A side effect of a buy-back is that it attracts shareholders who are in it for the short term. Those activist investors look for corporations with lots of cash on hand. They buy stock, raise hell, the management does a stock buy-back, and the investors cash out. That's essentially a wealth transfer from the corporation to the investor. Alas, that means the corporation no longer has that money for useful things like investing in their future – including stabilizing their workforce with higher wages and better benefits and also withstanding economic slumps. It also means the decisions are driven by the people who matter least – shareholders in it for a short time.
I know you would have never guessed this one... When the focus is on shareholder value, who loses? Yes, of course. Workers. The big way to make shareholder value go up is to reduce assets. And workers are assets. But the work still needs to get done. The result is the temp worker.

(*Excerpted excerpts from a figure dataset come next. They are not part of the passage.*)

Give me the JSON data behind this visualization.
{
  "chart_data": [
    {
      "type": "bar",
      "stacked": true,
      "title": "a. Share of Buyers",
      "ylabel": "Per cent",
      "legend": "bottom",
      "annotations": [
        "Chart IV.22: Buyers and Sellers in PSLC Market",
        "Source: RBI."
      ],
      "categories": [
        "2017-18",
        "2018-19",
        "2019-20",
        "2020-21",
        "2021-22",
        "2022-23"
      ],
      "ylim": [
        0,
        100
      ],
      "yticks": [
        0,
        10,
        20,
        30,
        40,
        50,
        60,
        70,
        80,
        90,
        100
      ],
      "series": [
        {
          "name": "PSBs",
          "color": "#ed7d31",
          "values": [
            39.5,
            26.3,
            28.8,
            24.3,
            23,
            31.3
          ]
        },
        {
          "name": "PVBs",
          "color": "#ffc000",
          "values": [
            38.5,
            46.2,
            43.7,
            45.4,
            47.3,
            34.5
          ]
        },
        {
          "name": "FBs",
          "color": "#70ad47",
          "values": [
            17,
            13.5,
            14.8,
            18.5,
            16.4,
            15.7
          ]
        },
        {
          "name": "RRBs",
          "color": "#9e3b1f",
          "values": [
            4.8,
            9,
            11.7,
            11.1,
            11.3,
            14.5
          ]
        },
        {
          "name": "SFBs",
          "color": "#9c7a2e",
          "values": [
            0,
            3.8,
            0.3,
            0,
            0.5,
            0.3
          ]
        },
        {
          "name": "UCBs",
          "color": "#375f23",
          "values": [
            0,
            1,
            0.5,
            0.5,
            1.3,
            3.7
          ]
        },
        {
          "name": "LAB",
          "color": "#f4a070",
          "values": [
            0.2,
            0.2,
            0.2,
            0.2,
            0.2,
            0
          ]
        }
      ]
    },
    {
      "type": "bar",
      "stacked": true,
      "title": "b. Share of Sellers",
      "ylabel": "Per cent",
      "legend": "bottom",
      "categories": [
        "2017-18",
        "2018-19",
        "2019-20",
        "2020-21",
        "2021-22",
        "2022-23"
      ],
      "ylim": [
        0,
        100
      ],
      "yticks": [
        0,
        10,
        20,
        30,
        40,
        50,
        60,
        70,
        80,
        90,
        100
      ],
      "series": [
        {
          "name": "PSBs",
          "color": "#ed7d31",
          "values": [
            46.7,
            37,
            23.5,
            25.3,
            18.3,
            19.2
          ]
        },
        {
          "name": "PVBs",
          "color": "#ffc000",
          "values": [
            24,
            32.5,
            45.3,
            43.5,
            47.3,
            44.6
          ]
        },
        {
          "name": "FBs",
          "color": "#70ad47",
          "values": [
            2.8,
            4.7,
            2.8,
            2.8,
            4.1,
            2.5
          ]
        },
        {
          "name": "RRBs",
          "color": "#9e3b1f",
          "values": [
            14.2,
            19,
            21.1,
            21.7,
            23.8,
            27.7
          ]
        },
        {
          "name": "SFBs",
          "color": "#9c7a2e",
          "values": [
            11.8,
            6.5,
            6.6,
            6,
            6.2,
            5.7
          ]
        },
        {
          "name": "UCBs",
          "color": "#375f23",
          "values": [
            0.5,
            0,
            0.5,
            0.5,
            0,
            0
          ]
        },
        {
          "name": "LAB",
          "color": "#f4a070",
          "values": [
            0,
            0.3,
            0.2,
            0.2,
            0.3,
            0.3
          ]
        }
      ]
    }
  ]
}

I remember when I worked for the auto industry (gosh, I left 9 years ago!) many of my colleagues were temp workers – even though many of them stayed for years and held important institutional knowledge. The reason is simple – it was a lot easier to reduce the number of workers by canceling temp contracts.
But it also means lower wages and skimpier benefits. And no permanence. Just try to buy a house when you list a temp company as your employer.
We've been hearing the GOP bellow for years that tax breaks should be given to the "job creators." But modern corporations see no value in creating jobs. Adding jobs reduces shareholder value.